Well, there goes my go to war cry. On a more serious note, I wonder how difficult it would be to start a book collective, kind of like IGA, but with books instead of groceries. I tend to think those organizations sound really reasonable and I'm kind of surprised they're not more common (or maybe they are and I just don't notice them).It’s all well and good to say “Support indie stores!” but there are huge swaths of America where there aren’t any.

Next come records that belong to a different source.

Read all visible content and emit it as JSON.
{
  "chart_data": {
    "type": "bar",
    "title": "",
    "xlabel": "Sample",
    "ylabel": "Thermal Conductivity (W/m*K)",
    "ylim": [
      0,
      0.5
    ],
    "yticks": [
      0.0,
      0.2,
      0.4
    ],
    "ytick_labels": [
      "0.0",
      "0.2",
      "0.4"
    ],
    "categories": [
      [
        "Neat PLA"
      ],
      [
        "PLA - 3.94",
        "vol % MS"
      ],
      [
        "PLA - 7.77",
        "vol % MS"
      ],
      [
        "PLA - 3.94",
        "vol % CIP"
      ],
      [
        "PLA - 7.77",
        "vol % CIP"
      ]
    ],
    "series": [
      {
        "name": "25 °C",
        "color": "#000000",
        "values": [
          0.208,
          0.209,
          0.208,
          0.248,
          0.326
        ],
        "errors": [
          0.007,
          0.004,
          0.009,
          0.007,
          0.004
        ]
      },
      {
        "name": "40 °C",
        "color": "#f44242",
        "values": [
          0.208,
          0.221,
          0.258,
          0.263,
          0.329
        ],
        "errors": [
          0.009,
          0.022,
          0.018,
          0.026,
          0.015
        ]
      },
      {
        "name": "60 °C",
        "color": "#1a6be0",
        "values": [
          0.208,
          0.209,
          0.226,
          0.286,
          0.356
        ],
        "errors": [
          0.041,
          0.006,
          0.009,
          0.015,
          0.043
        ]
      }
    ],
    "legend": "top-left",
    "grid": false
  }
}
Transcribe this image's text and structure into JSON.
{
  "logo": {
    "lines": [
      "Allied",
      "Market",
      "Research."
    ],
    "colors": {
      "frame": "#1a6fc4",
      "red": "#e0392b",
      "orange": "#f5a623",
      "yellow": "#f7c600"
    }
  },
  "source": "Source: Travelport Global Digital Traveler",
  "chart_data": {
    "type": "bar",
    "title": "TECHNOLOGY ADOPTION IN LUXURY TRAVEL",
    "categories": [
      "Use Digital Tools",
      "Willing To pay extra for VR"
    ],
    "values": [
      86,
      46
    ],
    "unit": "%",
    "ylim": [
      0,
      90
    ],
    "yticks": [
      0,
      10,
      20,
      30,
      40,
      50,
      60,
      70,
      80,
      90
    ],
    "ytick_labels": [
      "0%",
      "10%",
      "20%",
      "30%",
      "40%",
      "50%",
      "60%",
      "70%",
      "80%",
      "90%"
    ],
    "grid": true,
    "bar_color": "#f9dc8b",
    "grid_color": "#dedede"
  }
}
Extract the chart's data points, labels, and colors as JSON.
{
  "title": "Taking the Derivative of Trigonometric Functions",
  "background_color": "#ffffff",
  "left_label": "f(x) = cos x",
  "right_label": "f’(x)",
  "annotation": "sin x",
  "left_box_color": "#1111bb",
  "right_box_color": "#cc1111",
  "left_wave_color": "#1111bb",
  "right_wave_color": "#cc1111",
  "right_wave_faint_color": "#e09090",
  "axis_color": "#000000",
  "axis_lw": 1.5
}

To what end? Here's the basic problem: the reason to support the sale of books is to support authors. You want to incentivize the creation of information, opinion, fantasy, all the ideas that don't exist unless you can convince a creative individual to spend his time making that instead of everything else. There are a few ways you can get that content in front of someone who wants to consume it. - You can kill trees, put them in boxes, and ship them everywhere. If they don't sell, it's dead trees that get recycled. If they get resold, the authors get nothing out of that. - You can send them to libraries. An author gets paid for one book per library. - You can sell files. Now they're either gonna get copied all around or locked into a proprietary DRM. On-demand publishing is something individual authors can do. Amazon is the biggest player there. An eBook collective could be done... but the Kindle ecosystem is dominant. Audiobooks? Audible has become kleenex and it's an Amazon company. So from an individual standpoint if you want to reach customers, you're going to Amazon. From a large company standpoint, you're going to Amazon. You can want Vimeo to win but that doesn't change the fact that you haven't even browsed there in months. Youtube? You've probably seen a dozen videos today.
To create and protect jobs from writers to printers to retailers, I guess. But then again, my opinion on the issue is probably pretty slanted. I really like books.To what end?
In the 10 or so counties that I routinely drive through there are ZERO bookstores. No indies, no bog box, NONE. Each county has at least one WalMart, and there are magazine racks and paperbacks in the grocery stores, but zero book stores. Amazon did not kill the bookstore, nor did B&N. An apathetic non-reading public killed the bookstore. They can only exist in major cities where people like us, who read, live.
https://www.publishersweekly.com/images/data/ARTICLE_PHOTO/photo/000/040/40670-1.JPG People haven't stopped reading. If anything, unit sales are up. We're not tracking a change in behavior, we're tracking a change in merchandising.
Kentucky has a fucked up County structure rooted in the far depths of time where everyone traveled on horseback. The state has more counties that all but Texas and Virginia. Some of the counties that I drive through daily are smaller than LA suburbs; I'm talking 200 square miles. Remember, Los Angeles County, CA has twice as many people as the whole state of Kentucky.
I give you a unicorn There are seven independent new book stores in Kansas. They can only exist in major cities where people like us, who read, live.